The contention that defendant no.1 was a student of MBBS at the time of purchase and hence would not have had the means to purchase the land, has been negated on the positive proof of defendant no.1 having paid Rs.27,000/-, which he had raised from private financiers, at the time of sale and having issued a promissory note for the balance sale price and on default, the vendors having initiated a suit for recovery of money in O.S.43/1982 and the documents produced in that regard has been held as sufficient proof of defendant no.1 having purchased the same in his own capacity. The documents produced by defendant no.1 to indicate his exclusive 20 and continued position stood established. As per Exhibit D-17, a portion of the land is found converted for non-agricultural purposes. The proposal for acquisition of the land by the BDA and the later withdrawal from such acquisition proceedings is evidenced by Exhibits D-43 to 45. The trial court has observed that the defendant had produced particulars of the persons to whom the land had been sold in several parcels and had also produced evidence to show that the land was completely built up and was not available for division as it was in the possession of third-party owners.

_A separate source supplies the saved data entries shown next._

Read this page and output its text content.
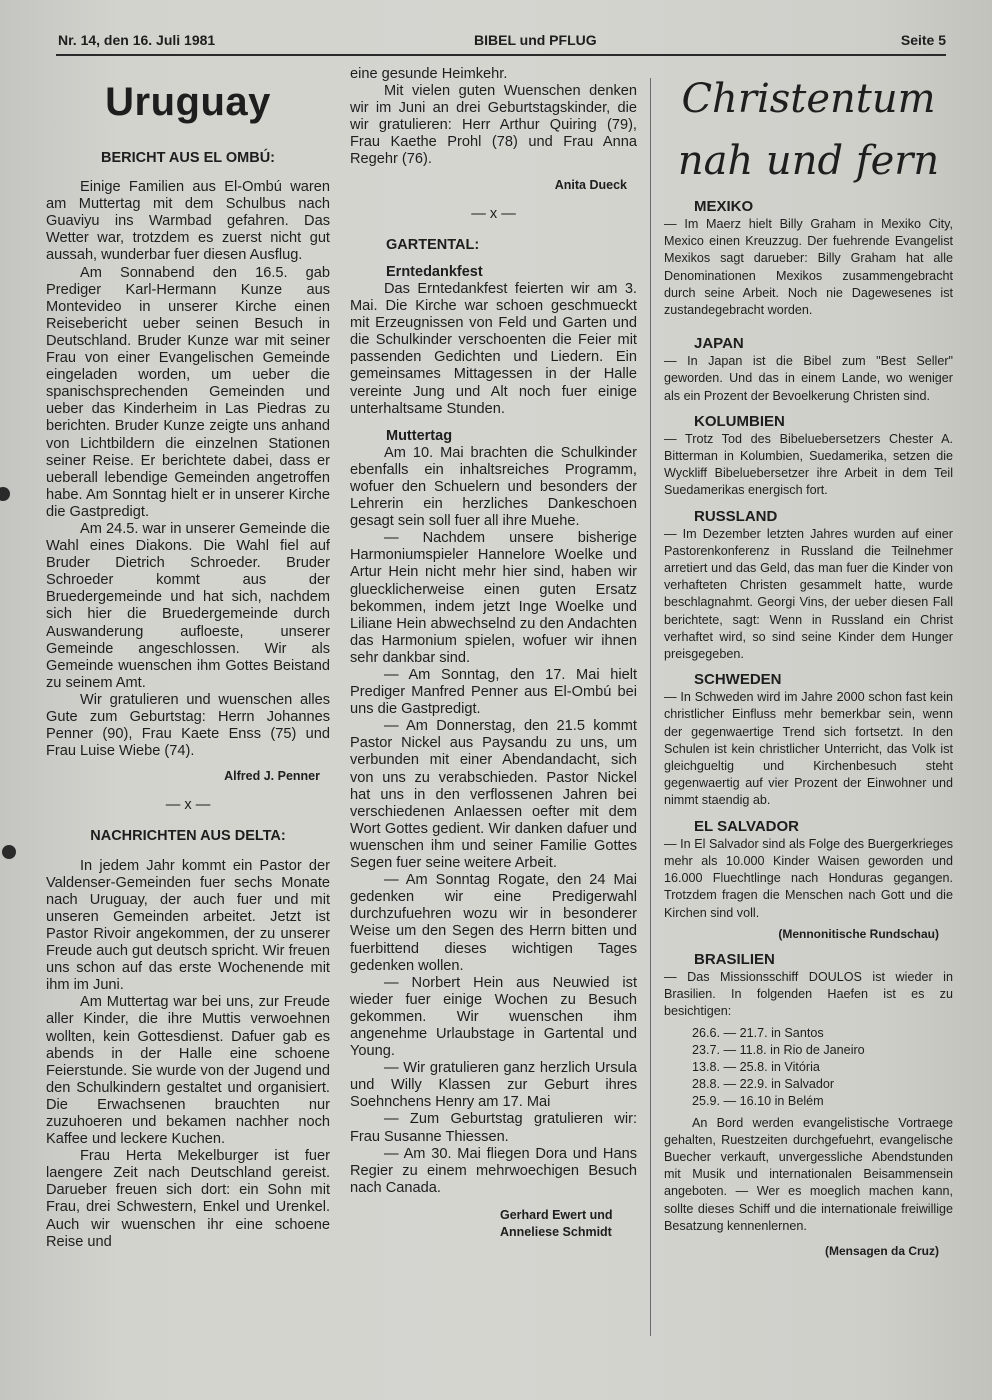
Nr. 14, den 16. Juli 1981	BIBEL und PFLUG	Seite 5
Uruguay
BERICHT AUS EL OMBÚ:

Einige Familien aus El-Ombú waren am Muttertag mit dem Schulbus nach Guaviyu ins Warmbad gefahren. Das Wetter war, trotzdem es zuerst nicht gut aussah, wunderbar fuer diesen Ausflug.

Am Sonnabend den 16.5. gab Prediger Karl-Hermann Kunze aus Montevideo in unserer Kirche einen Reisebericht ueber seinen Besuch in Deutschland. Bruder Kunze war mit seiner Frau von einer Evangelischen Gemeinde eingeladen worden, um ueber die spanischsprechenden Gemeinden und ueber das Kinderheim in Las Piedras zu berichten. Bruder Kunze zeigte uns anhand von Lichtbildern die einzelnen Stationen seiner Reise. Er berichtete dabei, dass er ueberall lebendige Gemeinden angetroffen habe. Am Sonntag hielt er in unserer Kirche die Gastpredigt.

Am 24.5. war in unserer Gemeinde die Wahl eines Diakons. Die Wahl fiel auf Bruder Dietrich Schroeder. Bruder Schroeder kommt aus der Bruedergemeinde und hat sich, nachdem sich hier die Bruedergemeinde durch Auswanderung aufloeste, unserer Gemeinde angeschlossen. Wir als Gemeinde wuenschen ihm Gottes Beistand zu seinem Amt.

Wir gratulieren und wuenschen alles Gute zum Geburtstag: Herrn Johannes Penner (90), Frau Kaete Enss (75) und Frau Luise Wiebe (74).

Alfred J. Penner
— x —
NACHRICHTEN AUS DELTA:

In jedem Jahr kommt ein Pastor der Valdenser-Gemeinden fuer sechs Monate nach Uruguay, der auch fuer und mit unseren Gemeinden arbeitet. Jetzt ist Pastor Rivoir angekommen, der zu unserer Freude auch gut deutsch spricht. Wir freuen uns schon auf das erste Wochenende mit ihm im Juni.

Am Muttertag war bei uns, zur Freude aller Kinder, die ihre Muttis verwoehnen wollten, kein Gottesdienst. Dafuer gab es abends in der Halle eine schoene Feierstunde. Sie wurde von der Jugend und den Schulkindern gestaltet und organisiert. Die Erwachsenen brauchten nur zuzuhoeren und bekamen nachher noch Kaffee und leckere Kuchen.

Frau Herta Mekelburger ist fuer laengere Zeit nach Deutschland gereist. Darueber freuen sich dort: ein Sohn mit Frau, drei Schwestern, Enkel und Urenkel. Auch wir wuenschen ihr eine schoene Reise und

eine gesunde Heimkehr.

Mit vielen guten Wuenschen denken wir im Juni an drei Geburtstagskinder, die wir gratulieren: Herr Arthur Quiring (79), Frau Kaethe Prohl (78) und Frau Anna Regehr (76).

Anita Dueck
— x —
GARTENTAL:
Erntedankfest

Das Erntedankfest feierten wir am 3. Mai. Die Kirche war schoen geschmueckt mit Erzeugnissen von Feld und Garten und die Schulkinder verschoenten die Feier mit passenden Gedichten und Liedern. Ein gemeinsames Mittagessen in der Halle vereinte Jung und Alt noch fuer einige unterhaltsame Stunden.

Muttertag

Am 10. Mai brachten die Schulkinder ebenfalls ein inhaltsreiches Programm, wofuer den Schuelern und besonders der Lehrerin ein herzliches Dankeschoen gesagt sein soll fuer all ihre Muehe.

— Nachdem unsere bisherige Harmoniumspieler Hannelore Woelke und Artur Hein nicht mehr hier sind, haben wir gluecklicherweise einen guten Ersatz bekommen, indem jetzt Inge Woelke und Liliane Hein abwechselnd zu den Andachten das Harmonium spielen, wofuer wir ihnen sehr dankbar sind.

— Am Sonntag, den 17. Mai hielt Prediger Manfred Penner aus El-Ombú bei uns die Gastpredigt.

— Am Donnerstag, den 21.5 kommt Pastor Nickel aus Paysandu zu uns, um verbunden mit einer Abendandacht, sich von uns zu verabschieden. Pastor Nickel hat uns in den verflossenen Jahren bei verschiedenen Anlaessen oefter mit dem Wort Gottes gedient. Wir danken dafuer und wuenschen ihm und seiner Familie Gottes Segen fuer seine weitere Arbeit.

— Am Sonntag Rogate, den 24 Mai gedenken wir eine Predigerwahl durchzufuehren wozu wir in besonderer Weise um den Segen des Herrn bitten und fuerbittend dieses wichtigen Tages gedenken wollen.

— Norbert Hein aus Neuwied ist wieder fuer einige Wochen zu Besuch gekommen. Wir wuenschen ihm angenehme Urlaubstage in Gartental und Young.

— Wir gratulieren ganz herzlich Ursula und Willy Klassen zur Geburt ihres Soehnchens Henry am 17. Mai

— Zum Geburtstag gratulieren wir: Frau Susanne Thiessen.

— Am 30. Mai fliegen Dora und Hans Regier zu einem mehrwoechigen Besuch nach Canada.

Gerhard Ewert und
Anneliese Schmidt
Christentum
nah und fern
MEXIKO

— Im Maerz hielt Billy Graham in Mexiko City, Mexico einen Kreuzzug. Der fuehrende Evangelist Mexikos sagt darueber: Billy Graham hat alle Denominationen Mexikos zusammengebracht durch seine Arbeit. Noch nie Dagewesenes ist zustandegebracht worden.

JAPAN

— In Japan ist die Bibel zum "Best Seller" geworden. Und das in einem Lande, wo weniger als ein Prozent der Bevoelkerung Christen sind.

KOLUMBIEN

— Trotz Tod des Bibeluebersetzers Chester A. Bitterman in Kolumbien, Suedamerika, setzen die Wyckliff Bibeluebersetzer ihre Arbeit in dem Teil Suedamerikas energisch fort.

RUSSLAND

— Im Dezember letzten Jahres wurden auf einer Pastorenkonferenz in Russland die Teilnehmer arretiert und das Geld, das man fuer die Kinder von verhafteten Christen gesammelt hatte, wurde beschlagnahmt. Georgi Vins, der ueber diesen Fall berichtete, sagt: Wenn in Russland ein Christ verhaftet wird, so sind seine Kinder dem Hunger preisgegeben.

SCHWEDEN

— In Schweden wird im Jahre 2000 schon fast kein christlicher Einfluss mehr bemerkbar sein, wenn der gegenwaertige Trend sich fortsetzt. In den Schulen ist kein christlicher Unterricht, das Volk ist gleichgueltig und Kirchenbesuch steht gegenwaertig auf vier Prozent der Einwohner und nimmt staendig ab.

EL SALVADOR

— In El Salvador sind als Folge des Buergerkrieges mehr als 10.000 Kinder Waisen geworden und 16.000 Fluechtlinge nach Honduras gegangen. Trotzdem fragen die Menschen nach Gott und die Kirchen sind voll.

(Mennonitische Rundschau)
BRASILIEN

— Das Missionsschiff DOULOS ist wieder in Brasilien. In folgenden Haefen ist es zu besichtigen:

26.6. — 21.7. in Santos
23.7. — 11.8. in Rio de Janeiro
13.8. — 25.8. in Vitória
28.8. — 22.9. in Salvador
25.9. — 16.10 in Belém

An Bord werden evangelistische Vortraege gehalten, Ruestzeiten durchgefuehrt, evangelische Buecher verkauft, unvergessliche Abendstunden mit Musik und internationalen Beisammensein angeboten. — Wer es moeglich machen kann, sollte dieses Schiff und die internationale freiwillige Besatzung kennenlernen.

(Mensagen da Cruz)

The trial court has then dealt with other incidental issues before dismissing the suit with costs.
5. It is in the face of the above reasoning and findings of the trial court, that the learned Senior Advocate, Shri Ashok Haranahalli, appearing for the counsel for the appellants seeks to canvas the following grounds of appeal.
That there was no proof of the alleged partition of the year 1965. Unless the properties so divided by metes and bounds was 21 established, it could not be presumed on alleged admissions that there was a partition.
It was not in dispute that the land in question was once jointly tenanted by the family members and it would ipso facto raise a presumption that the subsequent purchase would also be for the common benefit, though purchased in the individual name of the first defendant. It is also sought to be contended that there is no indication that all the parties had admitted the partition of the year 1965. Reference is also made to certain agreements entered into jointly by the parties along with the first defendant, with third-parties in respect of certain lands, which would indicate that they had continued to be joint .
6. The learned counsel for the appellants in RFA 989/2009 would canvass grounds, which were in fact contentions raised in the plaint.
7. As found by the trial court, the witnesses examined on behalf of the plaintiffs have all admitted that there was a partition in the year 1965. It was their case that it was only the land bearing 22 Sy.No.10/11A that had not been partitioned. It is that controversy that has been addressed and answered by the trial court in favour of defendant no.1.
As seen from the judgment of the court below, all contentions urged have been dealt with cogently and with reference to documents on record. Hence, the reasoning of the trial court and the findings arrived at cannot be found fault with. There is not much substance in the grounds raised in these appeals. Defendant no.1 has firmly established his defence, as rightly held by the trial court.
The appeals lack merit and are dismissed.